Question for the pros: how do you properly run/use the RX11 De-Click plug-in? Once you got your settings all tuned in, you play the song with the plug-in on the track you want to de-click. Then? You bounce/render the track as a new audio file and re-load that audio file to a new track!? At which point the plug-in has done its job and is not longer needed…
After the audio is rendered, either by bouncing to a new track or by rendering the master mix.
This is an important DAW concept - DAWs operate on the principle of nondestructive editing. Changes are applied at run time by layering them over the original inputs without modifying them. This is really important - when you slice, edit, move, copy, paste over, comp new takes, etc to any audio data in a track, you are not editing an audio file, just the logical view of the audio in the track in the DAW, like layers in Photoshop. The final audio only exists when you render it somewhere; otherwise it is created on the fly.
This allows you to do any kind of modifying of the audio in a track while still being able to change those parameters later. If it did not work this way you would not be able to, say, reduce the amount of compression or distortion you have added to a track, or disable all plugins and hear the original - edits would be final and the original audio would be lost.
Audacity, on the other hand, does NOT work this way and destructively edits the original audio in-place, like an audio file editor.
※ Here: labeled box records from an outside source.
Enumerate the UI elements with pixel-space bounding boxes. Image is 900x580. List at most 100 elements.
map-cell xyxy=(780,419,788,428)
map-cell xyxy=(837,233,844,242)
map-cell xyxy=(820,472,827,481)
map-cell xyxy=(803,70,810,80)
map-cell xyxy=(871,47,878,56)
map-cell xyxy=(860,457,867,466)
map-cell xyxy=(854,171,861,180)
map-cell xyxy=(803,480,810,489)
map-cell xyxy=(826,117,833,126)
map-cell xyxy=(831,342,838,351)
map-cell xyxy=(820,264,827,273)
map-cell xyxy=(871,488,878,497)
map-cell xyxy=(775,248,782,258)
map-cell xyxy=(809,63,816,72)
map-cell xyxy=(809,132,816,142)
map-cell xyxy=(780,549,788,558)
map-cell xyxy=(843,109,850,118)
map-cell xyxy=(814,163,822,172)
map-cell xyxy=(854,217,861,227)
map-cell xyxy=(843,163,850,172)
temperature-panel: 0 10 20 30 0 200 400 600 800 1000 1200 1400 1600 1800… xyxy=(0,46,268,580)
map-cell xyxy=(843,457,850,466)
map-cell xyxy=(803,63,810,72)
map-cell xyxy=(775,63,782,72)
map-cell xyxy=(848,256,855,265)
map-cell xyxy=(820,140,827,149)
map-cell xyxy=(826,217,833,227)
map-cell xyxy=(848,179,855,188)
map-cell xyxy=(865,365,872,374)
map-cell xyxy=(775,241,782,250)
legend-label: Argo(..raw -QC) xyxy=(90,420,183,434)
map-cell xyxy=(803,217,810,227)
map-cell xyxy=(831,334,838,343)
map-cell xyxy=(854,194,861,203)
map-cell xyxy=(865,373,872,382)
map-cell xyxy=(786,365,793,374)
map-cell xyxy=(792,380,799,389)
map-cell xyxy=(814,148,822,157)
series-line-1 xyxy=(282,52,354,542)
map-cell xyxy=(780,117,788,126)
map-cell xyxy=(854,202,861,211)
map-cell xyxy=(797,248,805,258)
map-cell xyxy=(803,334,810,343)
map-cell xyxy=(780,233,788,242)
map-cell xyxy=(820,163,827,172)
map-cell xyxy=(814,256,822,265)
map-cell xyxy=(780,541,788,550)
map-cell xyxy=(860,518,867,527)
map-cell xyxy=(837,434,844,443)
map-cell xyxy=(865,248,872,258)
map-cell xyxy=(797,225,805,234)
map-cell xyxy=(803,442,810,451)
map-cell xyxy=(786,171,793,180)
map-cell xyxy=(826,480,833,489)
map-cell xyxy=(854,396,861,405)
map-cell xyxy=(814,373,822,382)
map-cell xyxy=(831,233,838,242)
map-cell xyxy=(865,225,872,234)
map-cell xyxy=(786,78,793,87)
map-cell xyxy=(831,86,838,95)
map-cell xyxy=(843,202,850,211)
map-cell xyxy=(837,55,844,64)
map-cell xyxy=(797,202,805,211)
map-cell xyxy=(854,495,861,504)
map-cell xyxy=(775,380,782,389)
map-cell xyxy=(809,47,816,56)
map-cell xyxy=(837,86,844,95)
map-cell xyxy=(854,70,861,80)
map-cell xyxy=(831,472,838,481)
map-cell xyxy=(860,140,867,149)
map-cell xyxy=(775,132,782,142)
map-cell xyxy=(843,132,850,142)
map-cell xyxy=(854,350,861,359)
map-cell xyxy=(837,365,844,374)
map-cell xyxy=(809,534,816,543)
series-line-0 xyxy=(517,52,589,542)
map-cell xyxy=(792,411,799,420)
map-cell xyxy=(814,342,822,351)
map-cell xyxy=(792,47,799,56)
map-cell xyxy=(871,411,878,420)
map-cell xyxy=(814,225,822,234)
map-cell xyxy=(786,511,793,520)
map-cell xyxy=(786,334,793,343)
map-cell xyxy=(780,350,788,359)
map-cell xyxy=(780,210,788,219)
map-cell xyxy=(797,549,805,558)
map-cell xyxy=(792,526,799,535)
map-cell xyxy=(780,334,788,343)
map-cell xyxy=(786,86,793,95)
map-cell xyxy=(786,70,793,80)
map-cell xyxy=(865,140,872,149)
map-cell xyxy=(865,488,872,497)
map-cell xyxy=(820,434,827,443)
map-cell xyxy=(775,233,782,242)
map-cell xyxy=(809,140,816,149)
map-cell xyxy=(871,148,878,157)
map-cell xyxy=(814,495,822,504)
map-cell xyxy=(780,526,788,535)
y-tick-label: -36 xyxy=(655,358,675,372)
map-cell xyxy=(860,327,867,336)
It’s a big part of why I keep saying Audacity is NOT a DAW.
Yes and this probably the second most common reason people bounce tracks to audio tracks (with the most common being they are laying down multiple tracks with the same hardware synthesizer). You then keep the original around, muted.
One of these days I should learn some of what Logic can do besides stem separation. I still do most of my actual recording in Garageband because I’ve got my default template set up just how I like it.
Studio One Pro 7 has a very nice BPM detection feature that works per bar, taking into account variations within a song.
It works soso. Often it’s absolutely perfect, but for some songs it’s total rubbish. Either twice the actual BPMs or (worse) sudden peaks that have nothing to do with the song itself…
hey, I realize I could be opening up a can of worms here, because everybody probably has personal preferences on this. but do I really need to keep all the key codes and proof of purchase emails for all these silly plugins because they’re really starting to pile up. I mean, all that shit is online anyways isn’t it?